Una seconda motivazione che lo ha spinto verso questo tipo di studi è l’interesse accademico: “alla fine del corso Magistrale in Psicologia mi sentivo saturo di nozioni su come trattare depressione, schizofrenia, disturbi della personalità, e in generale su come rendere la vita delle persone infelici meno miserabile, e poco, o quasi nulla, su come rendere felici le persone che non hanno un disturbo mentale, ma vorrebbero vivere una vita migliore. Bussai allora alla porta della mia tutor con la quale conduco da almeno sei anni ricerche sulla felicità”. Si ritiene fortunato ad aver avuto la tutor Arcidiacono: “per il supporto che mi ha mostrato in questi anni. Fu lei che mi indirizzò sulla strada della Psicologia Critica e di Comunità, ora una delle mie discipline di riferimento, e di questo le sono sempre stato grato. La Community Critical Psychology promuove una concezione del benessere e della felicità intimamente legata alla presenza di giustizia, eguaglianza ed equa distribuzione del potere.
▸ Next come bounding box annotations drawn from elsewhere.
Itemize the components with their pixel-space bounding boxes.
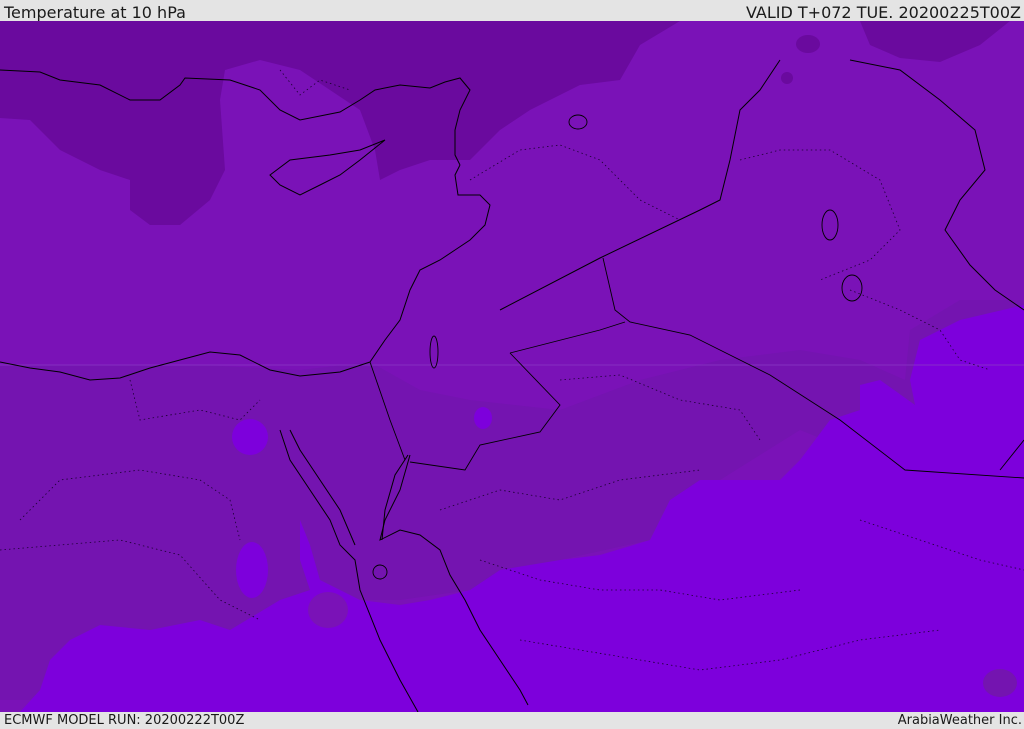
shade-bright-jordan-spot (474, 407, 492, 429)
footer-bar: ECMWF MODEL RUN: 20200222T00Z ArabiaWeat… (0, 712, 1024, 729)
shade-bright-sinai-spot (232, 419, 268, 455)
valid-time-label: VALID T+072 TUE. 20200225T00Z (745, 3, 1021, 22)
map-title: Temperature at 10 hPa (4, 3, 186, 22)
credit-label: ArabiaWeather Inc. (897, 713, 1022, 728)
temperature-map[interactable] (0, 21, 1024, 712)
map-canvas (0, 21, 1024, 712)
shade-dark-spot-small (781, 72, 793, 84)
model-run-label: ECMWF MODEL RUN: 20200222T00Z (4, 713, 245, 728)
shade-bright-libya-spot (308, 592, 348, 628)
header-bar: Temperature at 10 hPa VALID T+072 TUE. 2… (0, 0, 1024, 22)
shade-bright-egypt (236, 542, 268, 598)
shade-dark-spot (796, 35, 820, 53)
shade-dark-yemen-spot (983, 669, 1017, 697)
Non si può cercare di rendere le persone più felici, ignorando che esse vivono in un contesto caratterizzato da assenza o presenza di opportunità e risorse”. L’esperienza accademica e di vita l’ha portato a condurre parte del dottorato in Gran Bretagna: “il momento più gratificante fu quando l’anno scorso incontrai il professor Isaac Prilleltensky, uno dei più grandi esponenti al mondo della Psicologia di Comunità, ed ebbi con lui una bellissima conversazione durante la conferenza a cui era stato invitato. Conservo ancora uno dei suoi libri, con tanto di dedica. Il premio come migliore presentazione è stata la conferma che il mio percorso di studi va nella direzione giusta”. Infatti intende proseguire con un postdoc: “amo la ricerca e mi piace particolarmente insegnare agli studenti; lo trovo un modo meraviglioso di trasmettere la propria conoscenza agli altri, farli appassionare a ciò che ti appassiona, renderli partecipi di quello che fai. Ho già iniziato ad inviare qualche domanda, in previsione della fine del mio dottorato che si fa sempre più vicina, e spero di ricevere presto una risposta positiva. Spero inoltre di poter continuare a lavorare sul rapporto tra giustizia sociale e felicità; il mio prossimo obiettivo sarebbe quello di costruire un indice globale della giustizia sociale e rafforzare il link tra queste due dimensioni dell’esistenza umana”.